Они обе старательно избегали слова «любовь».
— И ты думаешь, что будешь счастлива?
— Настолько счастлива, насколько я имею на это право. Почему бы нет? У меня будет Джон, его труппа как семья, и… я буду почти уважаемая женщина. Я могла бы даже сделать карьеру актрисы.
— Здесь, в Никарагуа?
— Или в Новом Орлеане, Сан-Франциско, Мобиле, Чарльстоне, даже в Бостоне или Нью-Йорке. Все, что надо, — это превратить группу актеров в театральную труппу.
— Я уверена, уж тебе-то это удастся.
Мейзи рассмеялась. Какое то время они молчали, глядя на утопающее в солнечных лучах патио, где стайки желтых бабочек трепетали крылышками, перелетая с одного терракотового цветочного горшка на другой. Когда они вспорхнули с розовато-лиловых цветов растения, ползущего по стенам, словно легкое облачко, Элеонора снова заговорила:
— Несколько дней назад мне сделали новое предложение.

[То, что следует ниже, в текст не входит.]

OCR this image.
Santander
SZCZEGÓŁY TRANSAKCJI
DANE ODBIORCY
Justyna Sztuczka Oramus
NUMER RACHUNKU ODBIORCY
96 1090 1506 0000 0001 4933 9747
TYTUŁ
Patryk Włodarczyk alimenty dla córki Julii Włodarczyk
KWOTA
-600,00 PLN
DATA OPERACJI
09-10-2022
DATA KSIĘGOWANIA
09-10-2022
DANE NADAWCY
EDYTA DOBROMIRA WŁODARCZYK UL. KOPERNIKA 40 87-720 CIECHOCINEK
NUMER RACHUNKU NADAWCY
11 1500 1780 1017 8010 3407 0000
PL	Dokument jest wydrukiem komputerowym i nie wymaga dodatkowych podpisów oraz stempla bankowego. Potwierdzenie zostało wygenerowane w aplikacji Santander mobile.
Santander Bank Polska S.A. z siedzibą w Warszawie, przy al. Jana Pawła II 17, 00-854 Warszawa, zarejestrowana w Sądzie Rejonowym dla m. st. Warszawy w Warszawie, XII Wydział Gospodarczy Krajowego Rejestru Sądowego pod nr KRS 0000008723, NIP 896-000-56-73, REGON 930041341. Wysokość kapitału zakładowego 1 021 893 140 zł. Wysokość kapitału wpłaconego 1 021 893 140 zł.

— Что? — потянулась Мейзи, ее глаза превратились в щелочки, и она стала похожа на большую кошку.
— Работать в госпитале.
Мейзи застыла.
— Ты не приняла предложение?
— Я не могу. Во всяком случае сейчас.
— Ты понимаешь, что это значит?
— Насколько я понимаю, им нужна помощь, — сказала Элеонора, уязвленная тоном Мейзи.
— Нет, моя кисонька. Врачи, приглашая женщин работать в госпитале, имеют в виду только одно. Предполагается, что мы, повидавшие изнаночную сторону жизни, не будем шокированы ничем из того, с чем придется столкнуться. Предполагается, что вид обнаженных мужчин нам не в новинку.
— Но моя мама работала с больными… — запротестовала Элеонора.
— С женщинами и детьми. Я уверена. Да еще вместе со своим мужем. Но то, что предлагают тебе, это темные грязные комнаты, битком набитые больными, искалеченными мужчинами, вшивыми, прикованными к постели, засиженными мухами, тонущими в собственном дерьме.
— А ты что, уже была в госпитале? — спросила Элеонора, у которой от услышанного зашевелились волосы. — Ты все это видела и даже не попыталась помочь?